Cluster Expansion Fails at "Migrate ESXi Host Management vmknic(s) to vSphere Distributed Switch"
search cancel

Cluster Expansion Fails at "Migrate ESXi Host Management vmknic(s) to vSphere Distributed Switch"

book

Article ID: 431652

calendar_today

Updated On:

Products

VMware Cloud Foundation

Issue/Introduction

When expanding a cluster or adding a host to an existing Workload Domain within VMware Cloud Foundation (VCF), the SDDC Manager workflow fails during the network migration phase.

Specifically, the task Migrate ESXi Host Management vmknic(s) to vSphere Distributed Switch stops with a communication error. This occurs because the host loses connectivity to vCenter during the migration of the management interface (vmk0) from a Virtual Standard Switch (VSS) to a vSphere Distributed Switch (VDS), triggering an automatic network rollback.

  • Log Entries (/var/log/vmware/vcf/domainmanager/domainmanager.log):

    ERROR [vcf_dm] Unable to migrate vmknic vmk0 -- retrying 1
    com.vmware.vim.binding.vmodl.fault.HostCommunication: An error occurred while communicating with the remote host.
    
  • Log Entries (/var/log/hostd.log on the ESXi host):

    Event 1323 : Lost uplink redundancy on DVPorts... Physical NIC vmnic1 is down.
    Event 1894 : Network configuration on the host <hostname> is rolled back...

Environment

VMware Cloud Foundation

Cause

This issue is typically caused by a mismatch or misconfiguration in the Cisco UCS Service Profile.

When the migration starts, the ESXi host attempts to use the assigned physical uplinks (vmnics) for the VDS. If the UCS Network Control Policy, vNIC Templates, or VLAN permissions are incorrectly configured (e.g., the Management VLAN is not allowed on the trunk or the MTU is mismatched), the host loses its heartbeat to vCenter. vSphere then initiates a Network Rollback to the original VSS configuration to prevent the host from becoming permanently isolated, which causes the VCF workflow to fail.

Resolution

To resolve this issue, ensure the physical network profile on the Cisco UCS side aligns with the VCF requirements:  vSphere Lifecycle Manager Recommended Images

  1. Verify UCS Service Profile: Log in to Cisco UCS Manager (UCSM) and locate the Service Profile associated with the failing ESXi host.

  2. Audit vNIC Templates: Confirm that the VLANs required for Management, vMotion, and Geneve/NSX-T are explicitly allowed on the vNICs.

    • Ensure the Native VLAN setting matches the management network of the host.

  3. Check Network Control Policy: Ensure the policy allows for LLDP/CDP and that the link state is "Up."

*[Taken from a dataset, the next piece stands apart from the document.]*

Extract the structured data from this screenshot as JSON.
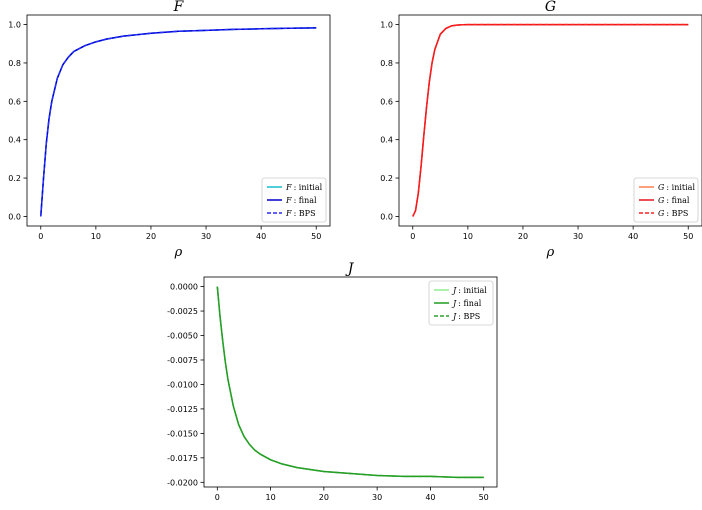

  4. Confirm Uplink Connectivity: On the ESXi host, run the following command to ensure the physical links are active: esxcli network nic list

    • Verify that vmnic0 and vmnic1 (or whichever NICs are used for the VDS) show "Up" at the expected speed/duplex.

  5. Restart the Workflow: Once the UCS network configuration is corrected and link stability is confirmed, return to the SDDC Manager UI and click Retry on the failed "Expand Cluster" task.

Additional Information

If using Cisco UCS VIC (Virtual Interface Card), ensure that the number of virtual interfaces defined in the profile does not exceed the hardware limit and that the "Placement" of vNICs matches the expected VCF uplink order (typically vmnic0 and vmnic1).